The variety of ages and abilities of the people attending the Y blows my mind. I’ve never before been a part of such a diverse population. Not in my jobs, not in my small, personal world. Not really even on the street. But at the Y – there are ninety year olds and two year olds all doing something. Hell, there are mommies pushing infants in jogging strollers… It’s amazing. Kinda reminds me of the picture books for young children that show all the goings-on of the outside world. Like a Richard Scarry book, or like a Sesame Street short. People of all shapes and colors and ages are there, just doing their thing. Gives me a lot of latitude just to chill and concentrate on doing my own best – and not worrying about looking my best while I’m doing it. I’m still kinda acclimating to the idea of being really sweaty and gross looking in front of, well, everybody, but it is freeing. And while I may not be able to go as low into my squats as the women in my Zumba class (seriously, when did I become this friggin weak??) I know that it’s ok. I don’t have to be a badass anymore. I just have to be. Thank God.

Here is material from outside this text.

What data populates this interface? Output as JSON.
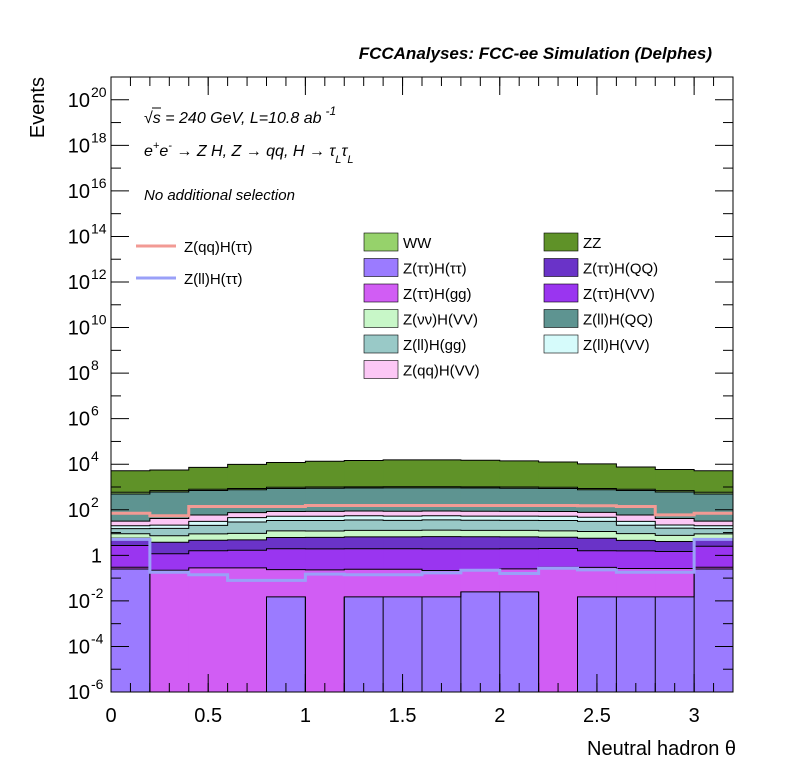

As I’ve passed my first week of routine workouts, I’ve come to notice a couple of things. One, is that my long morning workouts have not served yet to raise my overall energy, instead, I feel like passing out on the drive home. ! This, I hope, will change before long. I remind myself that it’s hardest in the beginning. That I haven’t worked out like this in a decade. (At least one hopes these are sound arguments for hanging in there.) I’ve also come to observe something about the way I move through the world – about the way in which many, likely most folks move in this world: I used to move through this world in spite of my body, now I’m moving through the world because of my body. Simply walking has become a more thoughtful process. And crazy as it might sound, I feel less daunted by it. It feels more familiar. I don’t look for the closest parking space anymore cuz I don’t dread the walk. Ok, so maybe I might not love the walk, but still, it doesn’t feel like quite the burden it did just a week ago. Which is hopeful, because this time, I have a feeling this workout thing might have to become part of my life for the long haul.
And maybe, if I live long enough, and well enough, maybe that’ll give me enough street cred to finally make me a legitimate, card-carrying badass.